HTML Head Tags:
· Title - the most important of on-page keyword elements, the page title should preferably employ the keyword term/phrase as the first word(s). Clearly, using the keyword term/phrase as the very first words in the page title has the highest correlation with high rankings, and subsequent positions correlate nearly flawlessly to lower rankings.
· Meta Description - although not used for "rankings" by any of the major engines, the meta description is an important place to use the target term/phrase due to the "bolding" that occurs in the visual snippet of the search results. Usage has also been shown to help boost click-through rate, thus increasing the traffic derived from any ranking position.
· Meta Keywords - Yahoo! is unique among the search engines in recording and utilizing the Meta keyword tag for discovery, though not technically for rankings. However, with Microsoft's Bing set to take over Yahoo! Search, the last remaining reason to employ the tag is now gone
· Length - Shorter URLs appear to perform better in the search results and are more likely to be copied/pasted by other sites, shared and linked-to.

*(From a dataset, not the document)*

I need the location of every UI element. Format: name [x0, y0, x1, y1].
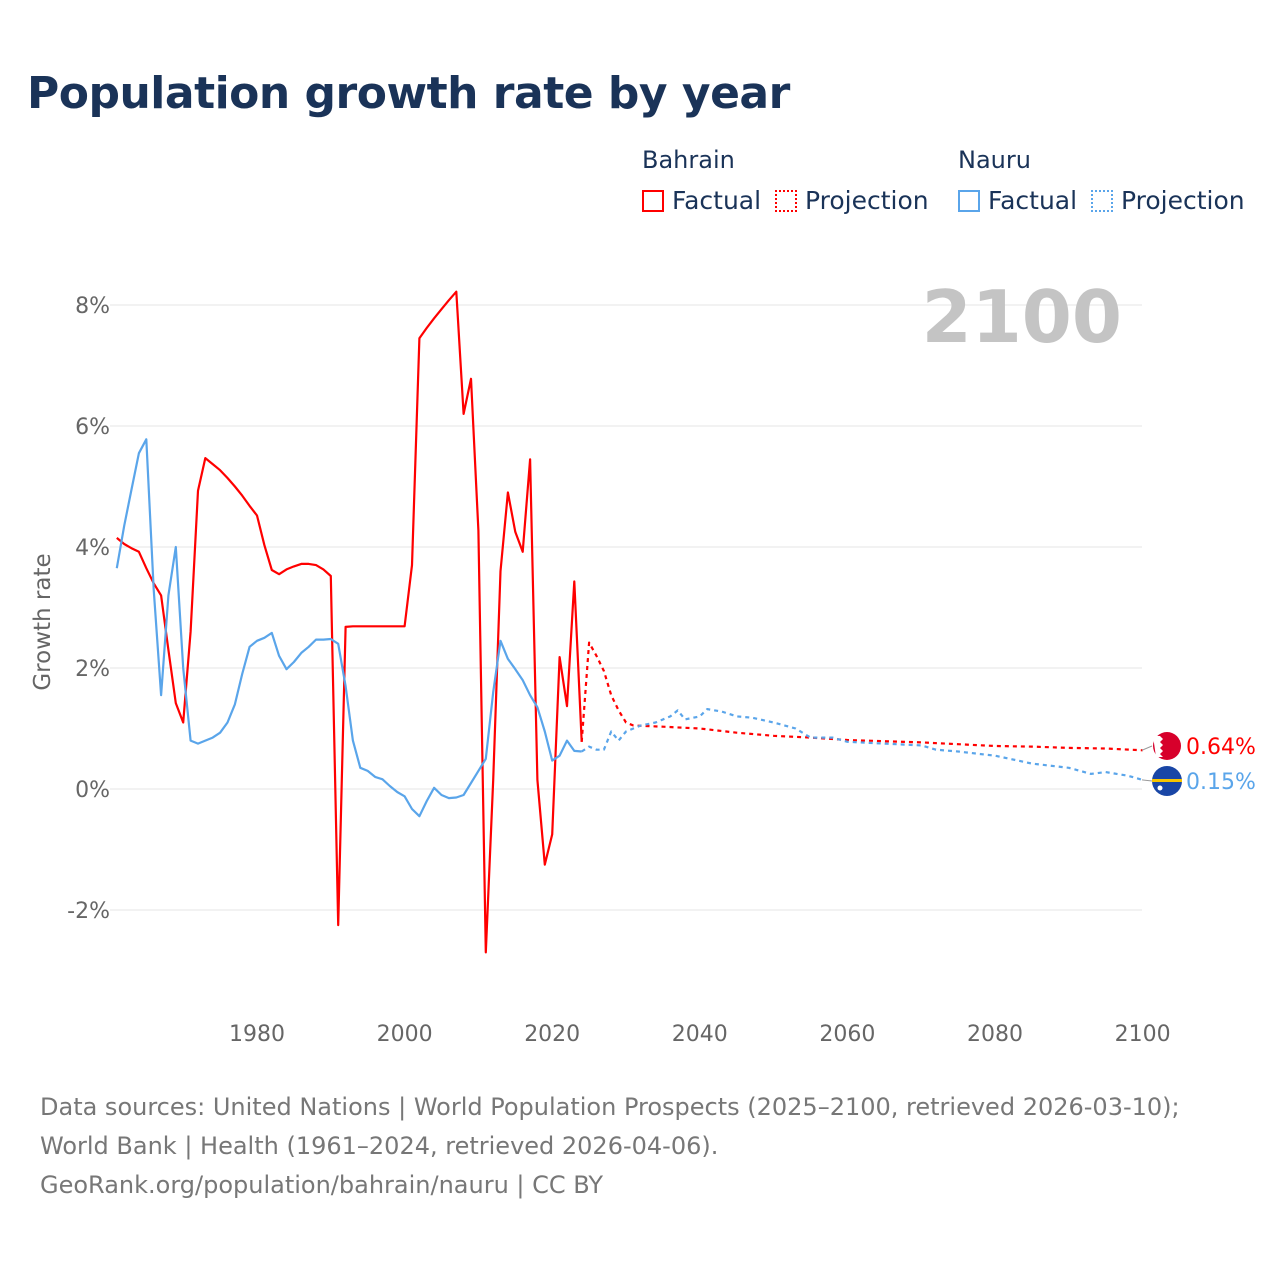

· Keyword Location - The closer the targeted keyword(s) are to the domain name, the better. Thus, site.com/keyword outperforms site.com/folder/subfolder/keyword and is the most recommended method of optimization (though this is certainly not a massive rankings benefit)
· Sub domains vs. Pages - As we've talked about previously on the blog, despite the slight URL benefit that sub domains keyword usage has over subfolders or pages, the engines' link popularity assignment algorithms tilt the balance in favor of subfolders/pages rather than sub domains.
· Word Separators - Hyphens are still the king of keyword separators in URLs, and despite promises that underscores will be given equal credit, the inconsistency with other methods make the hyphen a clear choice.